In the present study, reductions in muscle p-mTOR and p-S6K in the cortisol-infused fetuses were associated with increased Akt2 and p-Akt protein content. This finding was unexpected given that the PI3K/Akt pathway is a key activator of mTOR phosphorylation in adult tissues [7], [8]. It is possible that the relative levels of phosphorylation of Akt at Ser473 and Thr308 may change in response to glucocorticoid treatment with consequences for the specificity of downstream targets.
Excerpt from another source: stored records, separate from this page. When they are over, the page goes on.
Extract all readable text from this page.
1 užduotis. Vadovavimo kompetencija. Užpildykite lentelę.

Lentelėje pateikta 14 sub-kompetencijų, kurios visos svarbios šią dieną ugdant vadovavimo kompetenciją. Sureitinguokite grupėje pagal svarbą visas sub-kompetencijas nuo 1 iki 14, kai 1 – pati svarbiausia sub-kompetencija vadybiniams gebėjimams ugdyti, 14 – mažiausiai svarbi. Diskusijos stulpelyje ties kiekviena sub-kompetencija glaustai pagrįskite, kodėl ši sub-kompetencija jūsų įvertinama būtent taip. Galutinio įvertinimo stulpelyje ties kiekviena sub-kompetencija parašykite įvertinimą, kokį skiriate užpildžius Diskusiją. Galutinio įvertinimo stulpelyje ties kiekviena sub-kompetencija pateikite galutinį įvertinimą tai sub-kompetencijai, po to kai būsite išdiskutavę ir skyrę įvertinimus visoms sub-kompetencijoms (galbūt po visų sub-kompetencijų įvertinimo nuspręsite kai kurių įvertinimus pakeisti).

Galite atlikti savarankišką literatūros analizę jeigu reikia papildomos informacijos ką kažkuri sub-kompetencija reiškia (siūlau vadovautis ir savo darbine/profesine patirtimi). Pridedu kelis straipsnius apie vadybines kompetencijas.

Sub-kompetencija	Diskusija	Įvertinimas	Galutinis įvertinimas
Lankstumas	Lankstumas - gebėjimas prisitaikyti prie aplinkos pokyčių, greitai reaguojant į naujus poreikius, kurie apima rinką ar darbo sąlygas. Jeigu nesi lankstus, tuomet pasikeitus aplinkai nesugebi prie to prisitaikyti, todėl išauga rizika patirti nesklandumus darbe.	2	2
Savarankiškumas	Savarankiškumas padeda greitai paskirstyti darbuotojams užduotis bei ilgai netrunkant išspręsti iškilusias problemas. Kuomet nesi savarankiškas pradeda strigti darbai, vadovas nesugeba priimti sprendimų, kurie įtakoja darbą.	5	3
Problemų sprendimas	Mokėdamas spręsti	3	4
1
Consistent with this possibility, a recent study in the Jeg-3 human choriocarcinoma cell line has shown that an increase in Akt phosphorylation at Ser473, induced by endoplasmic reticulum stress, decreases phosphorylation of mTOR at Ser2448 while increasing phosphorylation of other protein targets [24]. In addition, cortisol may influence p-mTOR and p-S6K expression independently of the PI3K/Akt pathway and/or downstream of these proteins in fetal skeletal muscle. For example, glucocorticoids have been shown to suppress mTOR levels, at least in part, by activation of the translation repressor protein REDD1 in cultured L6 myoblasts and in rat skeletal muscle in vivo [25]. There is also evidence to suggest that mTOR has negative feedback effects on Akt phosphorylation. Inhibition of mTOR using rapamycin or its derivatives upregulates Ser473 phosphorylation of Akt in cancer cell lines and human tumours [26], [27]. Of the three isoforms of Akt, Akt2 is highly expressed in insulin-sensitive tissues, such as skeletal muscle, and previously, increased Akt2 expression has been associated with increased myoblast differentiation in vitro [28], [29]. In the present study, however, the tissues were not examined histologically and the effect of cortisol exposure on the structural development of the biceps femoris in utero remains unclear.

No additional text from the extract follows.